Department of Molecular Imaging and Diagnosis, Graduate School of Medical Science, Kyushu University, Fukuoka, Japan (O.T.); Department of Clinical Radiology, Graduate School of Medical Science, Kyushu University, Fukuoka, Japan (O.T., T.Y., A.H., K.Y., K.K., H.H.); Philips Research, Hamburg, Germany (J.K.); Philips Electronics Japan, Tokyo, Japan (Y.S.); Department of Neuropathology, Graduate School of Medical Sciences, Kyushu University, Fukuoka, Japan (S.O.S., T.I.); Department of Neurosurgery, Graduate School of Medical Sciences, Kyushu University, Fukuoka, Japan (N.H., M.M., K.Y.); Advanced Imaging Research Center, UT Southwestern Medical Center, Dallas, Texas (K.S., M.T.).
Neuro Oncol. 2014 Mar;16(3):441-8. doi: 10.1093/neuonc/not158. Epub 2013 Dec 4.
Amide proton transfer (APT) imaging is a novel molecular MRI technique to detect endogenous mobile proteins and peptides through chemical exchange saturation transfer. We prospectively assessed the usefulness of APT imaging in predicting the histological grade of adult diffuse gliomas.
Thirty-six consecutive patients with histopathologically proven diffuse glioma (48.1 ± 14.7 y old, 16 males and 20 females) were included in the study. APT MRI was conducted on a 3T clinical scanner and was obtained with 2 s saturation at 25 saturation frequency offsets ω = -6 to +6 ppm (step 0.5 ppm). δB0 maps were acquired separately for a point-by-point δB0 correction. APT signal intensity (SI) was defined as magnetization transfer asymmetry at 3.5 ppm: magnetization transfer ratio (MTR)asym = (S[-3.5 ppm] - S[+3.5 ppm])/S0. Regions of interest were carefully placed by 2 neuroradiologists in solid parts within brain tumors. The APT SI was compared with World Health Organization grade, Ki-67 labeling index (LI), and cell density.

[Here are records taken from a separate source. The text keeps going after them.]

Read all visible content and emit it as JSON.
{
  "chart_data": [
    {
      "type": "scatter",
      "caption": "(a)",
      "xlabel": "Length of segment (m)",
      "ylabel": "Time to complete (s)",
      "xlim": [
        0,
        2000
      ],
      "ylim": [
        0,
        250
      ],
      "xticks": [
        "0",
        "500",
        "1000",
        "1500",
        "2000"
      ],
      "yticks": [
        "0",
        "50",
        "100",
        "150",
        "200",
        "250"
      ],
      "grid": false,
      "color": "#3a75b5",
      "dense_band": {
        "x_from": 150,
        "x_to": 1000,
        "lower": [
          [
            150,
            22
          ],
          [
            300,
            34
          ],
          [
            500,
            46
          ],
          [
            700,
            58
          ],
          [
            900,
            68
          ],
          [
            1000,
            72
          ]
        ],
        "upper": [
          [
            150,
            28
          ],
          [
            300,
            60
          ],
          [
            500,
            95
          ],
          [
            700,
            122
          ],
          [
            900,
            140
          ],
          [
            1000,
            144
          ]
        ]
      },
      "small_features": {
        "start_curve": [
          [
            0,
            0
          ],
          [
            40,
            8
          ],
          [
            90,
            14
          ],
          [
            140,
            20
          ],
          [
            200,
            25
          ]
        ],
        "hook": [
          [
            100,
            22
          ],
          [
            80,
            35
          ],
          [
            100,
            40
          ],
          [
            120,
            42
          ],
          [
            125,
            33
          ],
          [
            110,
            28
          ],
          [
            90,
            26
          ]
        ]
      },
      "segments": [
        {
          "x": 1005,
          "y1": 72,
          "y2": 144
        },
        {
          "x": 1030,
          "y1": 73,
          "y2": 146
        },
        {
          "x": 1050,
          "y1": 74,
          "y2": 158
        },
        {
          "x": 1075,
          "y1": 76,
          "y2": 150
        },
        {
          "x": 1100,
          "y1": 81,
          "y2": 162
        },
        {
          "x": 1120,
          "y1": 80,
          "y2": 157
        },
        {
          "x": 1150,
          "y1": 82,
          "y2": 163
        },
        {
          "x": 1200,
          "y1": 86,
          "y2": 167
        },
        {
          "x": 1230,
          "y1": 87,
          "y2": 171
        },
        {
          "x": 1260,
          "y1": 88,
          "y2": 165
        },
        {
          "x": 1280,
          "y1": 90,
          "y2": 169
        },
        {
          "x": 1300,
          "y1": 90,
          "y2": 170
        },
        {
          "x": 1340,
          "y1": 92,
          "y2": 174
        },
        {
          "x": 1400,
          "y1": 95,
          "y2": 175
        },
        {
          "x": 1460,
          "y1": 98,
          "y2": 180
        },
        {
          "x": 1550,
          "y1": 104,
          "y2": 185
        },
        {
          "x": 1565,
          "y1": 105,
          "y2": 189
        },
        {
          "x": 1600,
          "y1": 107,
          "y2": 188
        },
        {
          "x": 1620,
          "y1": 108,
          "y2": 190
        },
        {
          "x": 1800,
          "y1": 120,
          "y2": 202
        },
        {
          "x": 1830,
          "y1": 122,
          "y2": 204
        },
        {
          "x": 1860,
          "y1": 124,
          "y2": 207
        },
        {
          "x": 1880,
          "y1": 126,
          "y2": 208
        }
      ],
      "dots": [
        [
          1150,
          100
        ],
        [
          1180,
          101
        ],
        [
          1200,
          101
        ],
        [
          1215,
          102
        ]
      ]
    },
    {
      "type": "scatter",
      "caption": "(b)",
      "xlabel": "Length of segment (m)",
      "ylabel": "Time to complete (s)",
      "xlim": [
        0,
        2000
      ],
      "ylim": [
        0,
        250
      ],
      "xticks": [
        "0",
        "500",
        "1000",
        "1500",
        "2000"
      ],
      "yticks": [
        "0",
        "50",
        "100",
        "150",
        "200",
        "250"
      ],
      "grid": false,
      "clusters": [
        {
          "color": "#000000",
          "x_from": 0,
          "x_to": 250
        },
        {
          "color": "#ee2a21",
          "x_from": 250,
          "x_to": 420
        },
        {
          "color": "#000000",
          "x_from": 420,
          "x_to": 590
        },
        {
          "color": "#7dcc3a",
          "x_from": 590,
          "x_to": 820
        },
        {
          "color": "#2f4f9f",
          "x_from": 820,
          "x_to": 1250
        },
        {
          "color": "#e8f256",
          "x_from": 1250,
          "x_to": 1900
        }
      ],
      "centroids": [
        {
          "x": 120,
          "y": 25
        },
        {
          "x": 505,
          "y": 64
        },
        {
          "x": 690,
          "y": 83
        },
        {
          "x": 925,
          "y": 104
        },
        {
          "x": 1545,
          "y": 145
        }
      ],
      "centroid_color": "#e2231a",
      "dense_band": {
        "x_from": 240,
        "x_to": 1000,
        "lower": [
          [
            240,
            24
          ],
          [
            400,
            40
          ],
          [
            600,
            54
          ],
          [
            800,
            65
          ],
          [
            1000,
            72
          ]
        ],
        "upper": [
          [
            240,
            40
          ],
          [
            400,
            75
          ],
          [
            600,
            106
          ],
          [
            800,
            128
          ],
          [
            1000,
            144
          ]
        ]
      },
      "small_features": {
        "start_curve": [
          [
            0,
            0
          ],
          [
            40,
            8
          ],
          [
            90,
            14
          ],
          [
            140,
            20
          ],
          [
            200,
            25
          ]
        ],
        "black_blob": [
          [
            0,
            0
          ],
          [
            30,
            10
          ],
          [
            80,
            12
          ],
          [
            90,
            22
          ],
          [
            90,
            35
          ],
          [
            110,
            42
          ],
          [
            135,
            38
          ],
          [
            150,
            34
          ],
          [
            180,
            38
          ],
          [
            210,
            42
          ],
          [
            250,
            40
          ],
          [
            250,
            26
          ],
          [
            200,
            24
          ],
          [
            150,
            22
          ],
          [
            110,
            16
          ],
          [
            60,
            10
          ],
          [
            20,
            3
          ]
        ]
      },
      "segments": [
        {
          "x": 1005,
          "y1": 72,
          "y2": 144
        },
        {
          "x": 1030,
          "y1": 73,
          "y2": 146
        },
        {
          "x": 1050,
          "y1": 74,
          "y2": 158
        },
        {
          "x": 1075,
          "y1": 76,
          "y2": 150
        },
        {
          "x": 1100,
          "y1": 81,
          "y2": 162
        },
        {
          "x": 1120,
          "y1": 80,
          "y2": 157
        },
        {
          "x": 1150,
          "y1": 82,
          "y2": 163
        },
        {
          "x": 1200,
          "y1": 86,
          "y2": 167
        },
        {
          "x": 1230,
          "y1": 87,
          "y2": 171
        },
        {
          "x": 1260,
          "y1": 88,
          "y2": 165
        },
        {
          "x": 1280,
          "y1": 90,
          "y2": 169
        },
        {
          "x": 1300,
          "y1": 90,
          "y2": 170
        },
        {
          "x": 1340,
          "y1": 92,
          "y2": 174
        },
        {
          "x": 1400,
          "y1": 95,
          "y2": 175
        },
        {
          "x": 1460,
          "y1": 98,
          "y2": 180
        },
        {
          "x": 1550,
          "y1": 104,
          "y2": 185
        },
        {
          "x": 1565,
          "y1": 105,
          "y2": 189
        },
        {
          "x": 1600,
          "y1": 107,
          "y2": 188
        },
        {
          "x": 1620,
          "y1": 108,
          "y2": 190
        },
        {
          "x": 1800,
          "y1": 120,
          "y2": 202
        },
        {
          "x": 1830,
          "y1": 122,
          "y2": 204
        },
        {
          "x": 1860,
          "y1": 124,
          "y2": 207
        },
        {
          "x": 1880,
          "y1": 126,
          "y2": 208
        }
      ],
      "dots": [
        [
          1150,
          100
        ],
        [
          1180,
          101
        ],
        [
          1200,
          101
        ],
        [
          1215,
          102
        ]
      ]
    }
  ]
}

The mean APT SI values were 2.1 ± 0.4% in grade II gliomas (n = 8), 3.2 ± 0.9% in grade III gliomas (n = 10), and 4.1 ± 1.0% in grade IV gliomas (n = 18). Significant differences in APT intensity were observed between grades II and III (P < .05) and grades III and IV (P < .05), as well as between grades II and IV (P < .001). There were positive correlations between APT SI and Ki-67 LI (P = .01, R = 0.43) and between APT SI and cell density (P < .05, R = 0.38). The gliomas with microscopic necrosis showed higher APT SI than those without necrosis (P < .001).
APT imaging can predict the histopathological grades of adult diffuse gliomas.
酰胺质子转移(APT)成像是一种新型的分子 MRI 技术,可通过化学交换饱和转移来检测内源性移动蛋白和肽。我们前瞻性评估了 APT 成像在预测成人弥漫性神经胶质瘤组织学分级中的作用。
本研究纳入了 36 例经组织病理学证实的弥漫性神经胶质瘤患者(48.1±14.7 岁,男性 16 例,女性 20 例)。APT MRI 在 3T 临床扫描仪上进行,采用 2s 饱和,25 个饱和频率偏移 ω = -6 至+6 ppm(步长 0.5 ppm)。分别采集 δB0 图谱以进行逐点 δB0 校正。APT 信号强度(SI)定义为 3.5 ppm 处的磁化转移不对称性:磁化转移比(MTR)不对称=(S[-3.5 ppm]-S[+3.5 ppm])/S0。两位神经放射科医生在脑肿瘤的实体部分仔细放置感兴趣区。APT SI 与世界卫生组织分级、Ki-67 标记指数(LI)和细胞密度进行比较。
2 级神经胶质瘤(n=8)的平均 APT SI 值为 2.1±0.4%,3 级神经胶质瘤(n=10)为 3.2±0.9%,4 级神经胶质瘤(n=18)为 4.1±1.0%。APT 强度在 2 级和 3 级(P<.05)、3 级和 4 级(P<.05)以及 2 级和 4 级(P<.001)之间存在显著差异。APT SI 与 Ki-67 LI 之间呈正相关(P=0.01,R=0.43),与细胞密度之间呈正相关(P<.05,R=0.38)。有镜下坏死的神经胶质瘤的 APT SI 高于无坏死的神经胶质瘤(P<.001)。
APT 成像可预测成人弥漫性神经胶质瘤的组织病理学分级。